Bunun dışında kalabalık bir kardeş gurubunda, anneye veya babaya bakma sorunu yine baş göstermektedir. Herkes bakım işini birbirlerine atmak ve bir tek ben miyim evlat olan diye birbirleriyle adeta yarışmakla meşguller. Sadece bakımın dışında bir de ekonomik zorluklar var ise bakım sorunu daha da zor olmakla beraber, yaşlıların hayatının son safhalarını maalesef mutsuz ve huzursuz bir döneme sokmakta. 
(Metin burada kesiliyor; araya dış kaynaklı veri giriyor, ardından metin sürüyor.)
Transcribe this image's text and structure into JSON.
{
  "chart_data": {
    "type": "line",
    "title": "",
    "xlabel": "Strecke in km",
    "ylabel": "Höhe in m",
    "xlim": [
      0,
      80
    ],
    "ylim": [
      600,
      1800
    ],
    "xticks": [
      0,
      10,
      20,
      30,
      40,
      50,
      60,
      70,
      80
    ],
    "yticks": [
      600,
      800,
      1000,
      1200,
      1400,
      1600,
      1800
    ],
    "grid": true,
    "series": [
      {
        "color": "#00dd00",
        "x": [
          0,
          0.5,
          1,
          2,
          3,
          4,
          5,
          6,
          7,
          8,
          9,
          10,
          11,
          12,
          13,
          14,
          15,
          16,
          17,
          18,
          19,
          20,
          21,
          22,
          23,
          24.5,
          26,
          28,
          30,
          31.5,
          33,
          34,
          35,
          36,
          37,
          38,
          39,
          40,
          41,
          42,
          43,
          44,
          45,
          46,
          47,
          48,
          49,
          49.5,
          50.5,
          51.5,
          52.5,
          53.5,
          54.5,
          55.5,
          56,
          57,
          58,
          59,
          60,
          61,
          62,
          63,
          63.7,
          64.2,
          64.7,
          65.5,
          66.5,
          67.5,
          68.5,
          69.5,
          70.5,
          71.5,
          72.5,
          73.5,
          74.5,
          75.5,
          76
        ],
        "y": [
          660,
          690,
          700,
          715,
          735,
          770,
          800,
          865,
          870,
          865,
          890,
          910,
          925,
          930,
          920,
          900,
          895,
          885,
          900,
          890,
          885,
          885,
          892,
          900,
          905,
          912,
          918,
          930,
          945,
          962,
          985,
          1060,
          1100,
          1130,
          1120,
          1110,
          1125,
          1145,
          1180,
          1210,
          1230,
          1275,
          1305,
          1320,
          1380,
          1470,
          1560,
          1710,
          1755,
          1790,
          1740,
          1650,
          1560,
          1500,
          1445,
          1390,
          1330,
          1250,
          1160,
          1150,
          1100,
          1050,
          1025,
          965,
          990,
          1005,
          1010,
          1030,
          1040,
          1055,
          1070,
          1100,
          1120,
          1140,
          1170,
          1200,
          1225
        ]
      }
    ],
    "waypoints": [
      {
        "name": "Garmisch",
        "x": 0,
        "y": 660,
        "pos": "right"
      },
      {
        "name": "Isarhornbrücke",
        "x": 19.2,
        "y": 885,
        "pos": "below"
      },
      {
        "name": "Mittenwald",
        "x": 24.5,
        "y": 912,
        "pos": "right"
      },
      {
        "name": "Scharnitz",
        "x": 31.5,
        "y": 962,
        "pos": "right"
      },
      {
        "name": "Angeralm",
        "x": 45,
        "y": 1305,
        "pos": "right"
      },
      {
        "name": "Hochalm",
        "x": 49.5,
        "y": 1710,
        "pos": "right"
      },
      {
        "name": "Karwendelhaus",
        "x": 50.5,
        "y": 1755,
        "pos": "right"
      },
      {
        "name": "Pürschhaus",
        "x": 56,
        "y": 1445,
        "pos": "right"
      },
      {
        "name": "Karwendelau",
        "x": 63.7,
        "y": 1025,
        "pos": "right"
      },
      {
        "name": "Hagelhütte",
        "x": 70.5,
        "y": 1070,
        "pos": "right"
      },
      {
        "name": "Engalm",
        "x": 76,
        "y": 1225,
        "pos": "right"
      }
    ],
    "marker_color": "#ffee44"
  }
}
Hayat devam ederken elbette ki herkesin değişik günlük yaşantısında zihnini ve zamanını harcayacağı meseleler bulunmakta. Kimi torun bakarken, diğeri kendi yaşlılığını öne sürmekte veya kendi çocukları ve aileleriyle zamanını geçirme derdindeyken veya bir yaşlıya bakmak yerine zamanını kendi istediği gibi yaşamak arzusu ve moral ve etik açısından asla rahatsız olmadan büyük bir egoizmle vicdansızca davranışları, işin hazin tarafı.

Gün gelince aynı duruma düşmeyeceğini kimse bilemez, ne ekersen onu biçersin misali sanırım yaşanmadan asla anlaşılmıyor.

Avrupa da yaşlılar evinde yaşamak artık alışıla gelmiş bir durumda ve bu bakım evlerinin genelde iyi bir düzeyde olması ve her türlü imkanın bulunması ve iyi bir standarda sahip olması yaşlılar evinin normalleşmesini gerçekleştirmekte. Her ne kadar arada bir ortaya çıkan skandallar ve bakıcıların yaşlılara vahşice davranışları görülmekte ve duyulmakta ise mutlaka tedbir alınıp iyi bir bakım vermeyi korumak kanunen ve insanen önem taşımakta.. 

Annelerimize veya babalarımıza hayatlarının son döneminde imkanımız varsa mutlaka bakma yükümlülüğünden kaçmak olmaz, bu bizim insani ve vicdani görevimizdir.

Gerçekten o ağrılı bedenleriyle ve her ne kadar hırçınlık gösterseler de onlara iyi davranıp biraz mutlu olmalarını sağlamak zor olmasa gerek. O yüksek yaşlarda gerçekten insanın bir çocuk gibi olduğu ve çocuklar gibi davranışlarla ne kadar aciz bir durumda olduklarını görmek içler acısı. Bir çocuğu sevindirmek gibi onları da aynı şekilde çok basit sevindirebiliriz.

Herkes diyor: anne ve babayı kaybettikten sonra onların hayatımızda doldurduğu yerin ne kadar boş olduğunu anlıyoruz, bunu neden onlar yaşarken bilmiyoruz, işte bu bir ikilem..

Kendi annem de hayatta ve bu şartlar altında ve ben yanında değilim..Onsuzluğu düşünmek acı veriyor, bakmaktan aciz değilim ama orada değilim, bilmem anlatabildim mi!!